Careless capacity management in the cloud can get you into trouble because storage can grow almost invisibly over time. If you wait until the cloud is almost at capacity, two things can happen: 1) hardware lead times can cause you to hit capacity limits before the new hardware arrives, and 2) a sudden spike in instance usage can cause you to hit capacity before you had originally planned. (This can be compounded by #1 if you're not careful.)
After gathering a lot of data from multiple regions of a very large cloud over the course of a year, I was able to see growth patterns over time. These patterns enabled me to determine upper limit percentages (utilization) from which to trigger the hardware ordering process. Couple this with a solid understanding of the lead times from your hardware vendor, and you should be able to keep the cloud from hitting maximum capacity before new hardware is racked, stacked, and assimilated. Working with standard hardware configurations also makes this process faster and easier. You must also keep in mind what “size” of hardware to buy so as to scale out rapidly without causing problems due to a single hardware node failure.

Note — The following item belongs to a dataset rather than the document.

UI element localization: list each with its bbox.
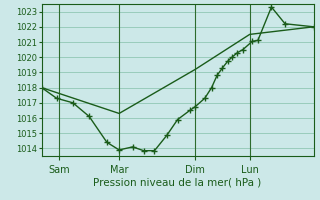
X-axis label: Pression niveau de la mer( hPa ): Pression niveau de la mer( hPa ) <box>93 178 262 188</box>
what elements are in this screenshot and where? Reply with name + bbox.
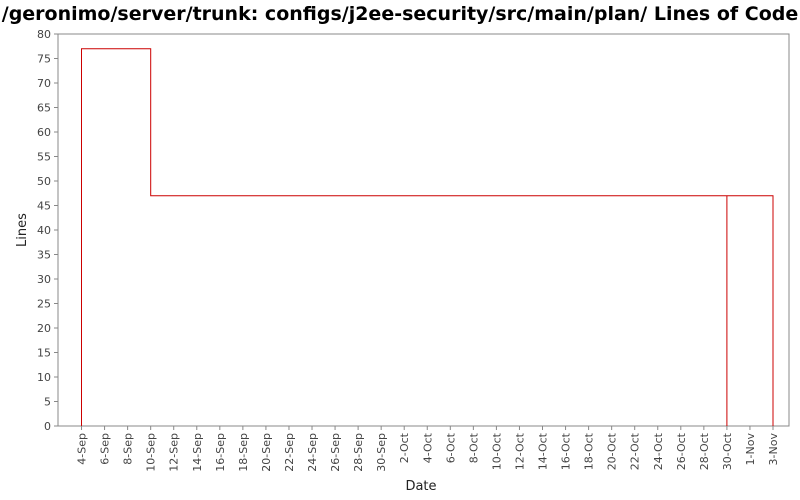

During this session, I’ll discuss:
- Best practices to chose a standard hardware configuration that is rapidly scalable and will not cause severe ‘boot storm’ issues if a failure happens
- How to plan for initial server counts for a new cloud or region and set apredictable growth trend for usage in that cloud
- Recognizing when to trigger the hardware procurement process so that it aligns with projected growth and known vendor lead times
After attending this session you’ll be able to employ capacity management best practices to ensure maximum service uptimes, minimum service disruptions, and ease the transition of capacity expansion.